On my way from Tokyo to Phnom Penh I had a 4 hour layover in the Shanghai airport. Layovers are usually the worst, but I was excited about this one, because I had really wanted to visit China on this trip. This layover seemed better than not visiting at all, even though I couldn’t actually leave the airport.
Once we land I am told I have to go through customs and another security check. A very large and excited group of Japanese tourists offer some entertainment while I stand in the customs line. The five women in the group find everything around them excessively hilarious. Once they are cleared they are directed to the right. They run off laughing hysterically holding hands and wobbling, taking a wrong turn. Everyone in line watches as these women stumble down the wrong hall their laughter growing quieter, only to get louder as soon as they realize their mistake and come running back. The line lets out a collective giggle, but airport security is not amused. At all.
A very stern gentleman escorts them through the correct door as one of the women drapes herself dramatically around one of her friends, while another attempts to take a selfie with the guard. I really hope they weren’t arrested.
I finally make it to the waiting area of the airport and find a seat near a power outlet trying unsuccessfully for an hour to message friends on Facebook. It works for about 2 minutes in the beginning, but then suddenly stops connecting. The only thing working is iMessage. I can’t even Google anything. The inconsistency drives me crazy. It takes me way too long to realized it’s probably not a connectivity issue. In order to prove my theory I open Bing, something I have never used before, and what do you know, it works! Looks like Bing might be the only one who hasn’t pissed off the Chinese government.
Four hours and an overpriced Starbucks (they are literally everywhere) coffee later, I board my flight. I take my seat next to the window waiting for takeoff. Literally a second after my neighbor gets up to use the bathroom a very aggressive man appears next to me. He’s clearly on the phone with someone, but begins asking me questions in a language I could not understand.

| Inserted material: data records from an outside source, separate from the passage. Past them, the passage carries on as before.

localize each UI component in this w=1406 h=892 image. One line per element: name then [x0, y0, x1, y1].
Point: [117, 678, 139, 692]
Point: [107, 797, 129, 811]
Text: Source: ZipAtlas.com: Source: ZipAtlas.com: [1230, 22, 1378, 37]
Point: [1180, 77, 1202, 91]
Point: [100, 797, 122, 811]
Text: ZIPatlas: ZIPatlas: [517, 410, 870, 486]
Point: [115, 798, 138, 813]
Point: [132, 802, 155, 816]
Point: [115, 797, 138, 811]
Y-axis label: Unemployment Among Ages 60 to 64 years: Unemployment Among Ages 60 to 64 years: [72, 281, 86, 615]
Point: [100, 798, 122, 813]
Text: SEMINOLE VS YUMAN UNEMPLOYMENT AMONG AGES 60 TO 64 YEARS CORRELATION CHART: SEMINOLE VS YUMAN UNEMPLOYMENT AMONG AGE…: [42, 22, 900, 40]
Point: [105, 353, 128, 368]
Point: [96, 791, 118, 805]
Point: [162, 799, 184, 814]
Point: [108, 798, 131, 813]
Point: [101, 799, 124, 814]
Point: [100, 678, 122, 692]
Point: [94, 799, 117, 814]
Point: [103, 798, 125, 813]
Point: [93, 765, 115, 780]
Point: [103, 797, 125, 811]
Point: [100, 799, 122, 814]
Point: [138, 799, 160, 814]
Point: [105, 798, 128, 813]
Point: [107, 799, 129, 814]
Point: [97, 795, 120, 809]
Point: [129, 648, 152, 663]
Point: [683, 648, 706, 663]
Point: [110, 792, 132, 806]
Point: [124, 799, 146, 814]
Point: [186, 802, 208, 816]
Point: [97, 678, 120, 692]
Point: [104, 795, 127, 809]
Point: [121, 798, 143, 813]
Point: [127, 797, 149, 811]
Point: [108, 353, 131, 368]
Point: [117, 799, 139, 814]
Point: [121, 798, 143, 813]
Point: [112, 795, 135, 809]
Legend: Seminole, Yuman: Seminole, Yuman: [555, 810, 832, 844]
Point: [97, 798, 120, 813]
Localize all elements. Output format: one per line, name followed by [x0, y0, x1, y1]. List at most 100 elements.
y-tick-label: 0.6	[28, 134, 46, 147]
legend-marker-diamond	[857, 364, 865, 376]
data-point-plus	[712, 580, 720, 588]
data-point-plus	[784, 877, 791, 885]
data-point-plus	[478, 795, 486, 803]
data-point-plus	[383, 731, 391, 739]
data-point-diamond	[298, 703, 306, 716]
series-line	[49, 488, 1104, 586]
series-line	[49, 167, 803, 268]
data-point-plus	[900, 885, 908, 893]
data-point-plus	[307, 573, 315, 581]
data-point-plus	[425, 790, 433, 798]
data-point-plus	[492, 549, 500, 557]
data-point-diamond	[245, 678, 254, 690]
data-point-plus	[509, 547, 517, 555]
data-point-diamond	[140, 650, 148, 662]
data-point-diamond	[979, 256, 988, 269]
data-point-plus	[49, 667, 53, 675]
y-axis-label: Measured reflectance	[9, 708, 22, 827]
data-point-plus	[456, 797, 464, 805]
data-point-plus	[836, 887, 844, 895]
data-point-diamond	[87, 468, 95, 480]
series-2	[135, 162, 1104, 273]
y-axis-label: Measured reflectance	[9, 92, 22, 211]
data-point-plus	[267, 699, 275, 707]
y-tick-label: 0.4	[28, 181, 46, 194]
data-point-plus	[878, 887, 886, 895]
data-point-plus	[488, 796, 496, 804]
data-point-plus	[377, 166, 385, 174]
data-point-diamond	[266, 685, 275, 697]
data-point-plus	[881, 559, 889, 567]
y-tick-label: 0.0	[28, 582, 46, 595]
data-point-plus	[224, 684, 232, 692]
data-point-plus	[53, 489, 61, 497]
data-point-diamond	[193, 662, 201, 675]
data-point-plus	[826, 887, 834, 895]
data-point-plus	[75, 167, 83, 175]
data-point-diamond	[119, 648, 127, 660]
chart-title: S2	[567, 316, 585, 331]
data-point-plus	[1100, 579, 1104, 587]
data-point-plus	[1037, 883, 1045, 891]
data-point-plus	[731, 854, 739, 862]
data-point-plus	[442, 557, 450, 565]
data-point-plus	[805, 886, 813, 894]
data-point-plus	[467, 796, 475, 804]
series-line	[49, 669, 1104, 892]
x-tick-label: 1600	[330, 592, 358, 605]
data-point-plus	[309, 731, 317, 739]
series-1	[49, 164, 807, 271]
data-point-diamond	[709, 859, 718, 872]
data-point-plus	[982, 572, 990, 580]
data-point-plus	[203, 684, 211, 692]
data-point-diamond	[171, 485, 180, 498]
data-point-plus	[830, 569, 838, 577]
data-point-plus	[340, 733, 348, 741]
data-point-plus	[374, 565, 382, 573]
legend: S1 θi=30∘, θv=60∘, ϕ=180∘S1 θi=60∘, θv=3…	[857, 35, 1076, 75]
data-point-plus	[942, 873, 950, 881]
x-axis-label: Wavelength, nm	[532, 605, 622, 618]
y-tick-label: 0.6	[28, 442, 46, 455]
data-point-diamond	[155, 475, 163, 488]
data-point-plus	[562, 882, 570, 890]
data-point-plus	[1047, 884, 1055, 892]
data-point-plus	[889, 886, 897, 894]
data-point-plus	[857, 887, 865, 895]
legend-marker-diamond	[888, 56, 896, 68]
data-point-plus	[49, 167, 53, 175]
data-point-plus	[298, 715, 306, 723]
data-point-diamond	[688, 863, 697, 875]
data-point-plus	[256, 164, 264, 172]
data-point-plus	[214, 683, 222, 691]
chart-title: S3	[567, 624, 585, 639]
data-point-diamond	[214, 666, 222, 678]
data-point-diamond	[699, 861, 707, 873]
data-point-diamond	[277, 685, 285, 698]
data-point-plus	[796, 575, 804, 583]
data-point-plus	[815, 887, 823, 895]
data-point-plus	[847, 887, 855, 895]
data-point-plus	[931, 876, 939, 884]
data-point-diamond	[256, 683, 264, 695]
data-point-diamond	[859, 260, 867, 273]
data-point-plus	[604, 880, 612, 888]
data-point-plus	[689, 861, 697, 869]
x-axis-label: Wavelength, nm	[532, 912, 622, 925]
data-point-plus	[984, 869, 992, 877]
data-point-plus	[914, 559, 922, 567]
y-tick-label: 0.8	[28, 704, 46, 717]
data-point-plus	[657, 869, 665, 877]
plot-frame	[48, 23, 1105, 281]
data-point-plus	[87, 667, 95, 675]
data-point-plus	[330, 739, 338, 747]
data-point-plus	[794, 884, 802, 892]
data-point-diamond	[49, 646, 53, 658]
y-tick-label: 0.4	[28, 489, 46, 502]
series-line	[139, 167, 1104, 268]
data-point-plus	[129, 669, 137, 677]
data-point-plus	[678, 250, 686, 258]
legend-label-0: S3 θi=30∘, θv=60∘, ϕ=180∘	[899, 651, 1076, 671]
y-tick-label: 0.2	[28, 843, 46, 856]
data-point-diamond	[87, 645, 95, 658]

Man stares at me, holding his phone slightly away from his ear, waiting for a response.
Me: I am sorry I don’t speak…(uncomfortable pause)…what you’re speaking.
Man finds my response hilarious and continues to pester me. I faintly hear an exasperated voice coming from his cellphone.
He keeps looking at me in a way that makes me extremely uncomfortable, slowly invading more and more of my personal space. I try to tell him to leave me alone, but he ignores me. By the time my neighbor finally returns from the bathroom this guy has invaded so much of my personal bubble I’ve practically glued myself to the wall of the plane, about to press the help button. Thankfully my neighbor demands his seat back. The aggressive guy looks at me as if I was going to let him stay, but I just shrug my shoulders at him. He throws his arms up in the air, visibly upset and storms off. Good riddance.
Over the next 20 minutes, he and several other passengers continue changing seats. The poor flight attendant runs up and down the aisles telling people to stay seated and to turn their phones off. No one listens or sits still. It was the rowdiest flight I’d been on since flying to Prague with 10 separate British stag parties. Only this time, since my sister wasn’t with me, I was the only woman on this flight. Thank god the man sitting next to me was genuinely friendly.